Now, as for your comment, it's true. Palestinian suicide bombers kill Israeli adults and children, civilians and soldiers, right wing and left wing people. So? Does it mean a soldier in the West Bank can act like an entire city is his own private playground? Does it mean an eighteen-year-old kid has a right to beat up an old vegetable vendor? Does it automatically give me the moral right to do anything I want? If we are truly human beings created in the image of God, does it not force us to reflect on our own actions? Palestinians kill Israeli civilians and Israelis kill Palestinian civilians. The question is when are we going to start judging ourselves rather than pretending everything we do is justified by the actions of another.
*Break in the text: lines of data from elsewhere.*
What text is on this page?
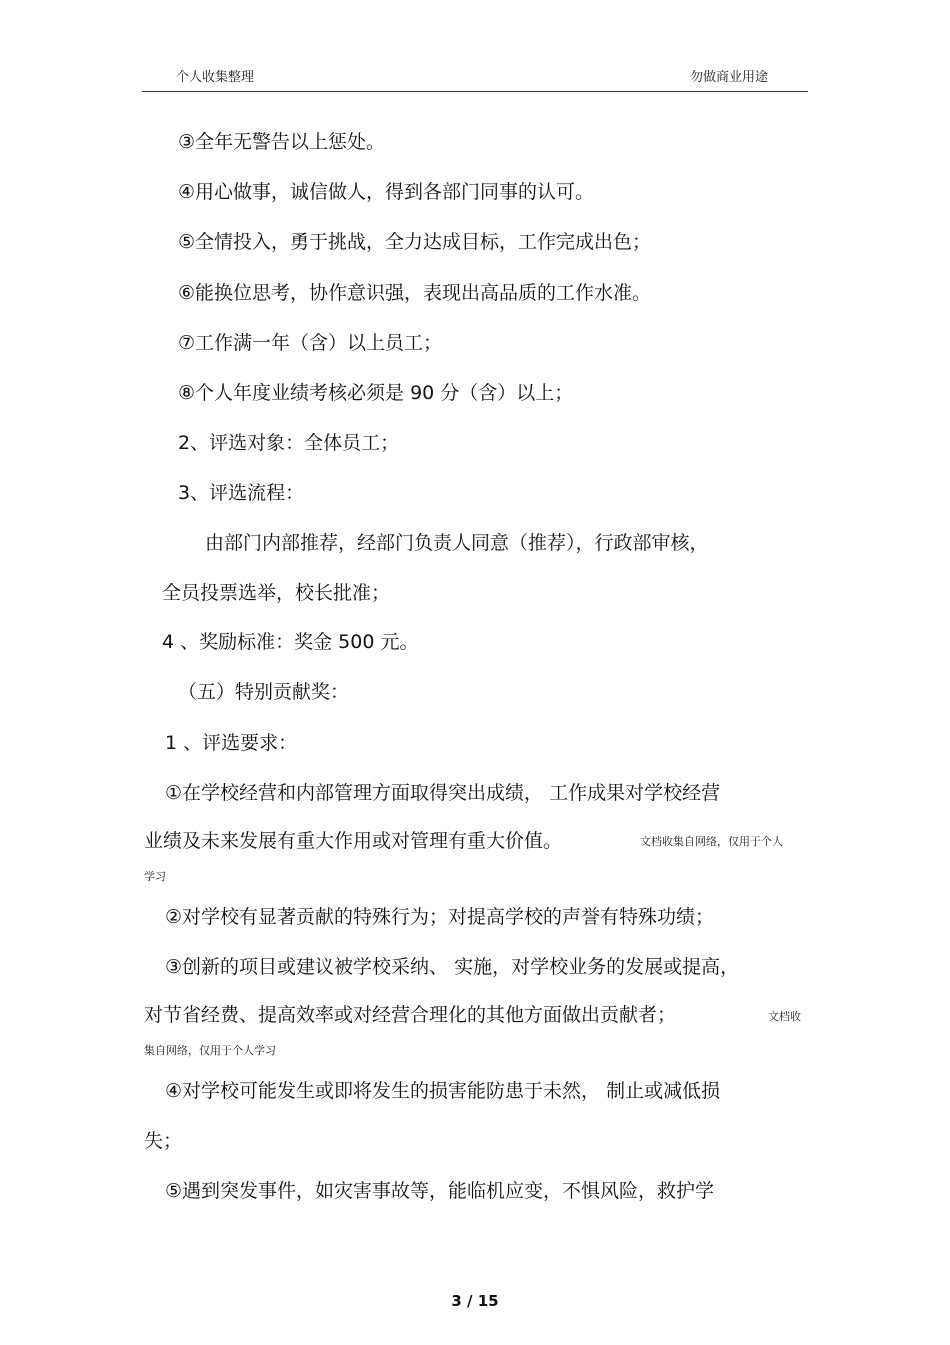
个人收集整理	勿做商业用途
③全年无警告以上惩处。
④用心做事，诚信做人，得到各部门同事的认可。
⑤全情投入，勇于挑战，全力达成目标，工作完成出色；
⑥能换位思考，协作意识强，表现出高品质的工作水准。
⑦工作满一年（含）以上员工；
⑧个人年度业绩考核必须是 90 分（含）以上；
2、评选对象：全体员工；
3、评选流程：
由部门内部推荐，经部门负责人同意（推荐），行政部审核，
全员投票选举，校长批准；
4 、奖励标准：奖金 500 元。
（五）特别贡献奖：
1 、评选要求：
①在学校经营和内部管理方面取得突出成绩， 工作成果对学校经营
业绩及未来发展有重大作用或对管理有重大价值。	文档收集自网络，仅用于个人
学习
②对学校有显著贡献的特殊行为；对提高学校的声誉有特殊功绩；
③创新的项目或建议被学校采纳、 实施，对学校业务的发展或提高，
对节省经费、提高效率或对经营合理化的其他方面做出贡献者；	文档收
集自网络，仅用于个人学习
④对学校可能发生或即将发生的损害能防患于未然， 制止或减低损
失；
⑤遇到突发事件，如灾害事故等，能临机应变，不惧风险，救护学
3 / 15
I am a person that think the human being have, like Hobbs said, a disposition to nastiness, so you are doing well in trying a kind of redemption, and trying to be in your new life a better person, in every field. Don't be mistaking I think that what you and your fellow soldiers did is not something you can easily forget, but you are hard with yourself and seems to forget what bring this behavior of yours, it was you fear and your angriness about all this situation, and you must, sorry you don't must, because as another philosopher said, Voltaire, "I do not agree with what you say, but I'll fight until death (in my case it will not be until death, I'll stop before), so you have the right to say it" but please give a little think also about the Israeli families that lost in civilian bombing attack the dearest think in their life, a husband or a son , and with due respect for your humanitarian care for the Fahima girl, she did something that could mean more death, and as you know and said, they would be from either the left or the right party, instead of trying to achieve peace with dialogs. anonymous friend
As much as I wish my post could redeem my past actions, in the back of my mind I fear I would act the same if I were in Nablus today. And I have no doubt that American soldiers in Iraq are going through very similar expriences. I'm not condemning my past self nor American soldiers currently in Iraq, but if we believe we can avoid a situation that brings out the worst of our humanity then we should do everything in our power to do so.
My fear and anger in the past is unfortunately also felt by Palestinian and Iraqi suicide bombers. Fear and anger are just excuses for otherwise inexcusable actions.
Tali Fahima was called many terrible names. She was a terrorist, a whore, a traitor--but future generations of Israelis will hopefully see what she did as another small step on the way to regarding a faceless enemy as a human being. Now, like you say, a human being is not the best creature on this planet--humans hate and kill and often look at the world from a narrow, egocentric perspective--but a human being is someone you can talk to and negotiate with rather than just fight against. A faceless enemy, on the other hand, forever remains an enemy.
I applaud your brutal honesty here. If you want to hear American soldiers still in the midst of it and less self-reflective, try listening to 4th25, "Live from Iraq," an excellent, if disturbing CD. I expect you'll recognize some stuff in there.
Thanks, MS. I looked around and Found their MySpace page and also a video on iFilm. Very interesting.
And Fox News says we show too much bad stuff from Iraq. If enough people knew what was really going on there the war would have ended today.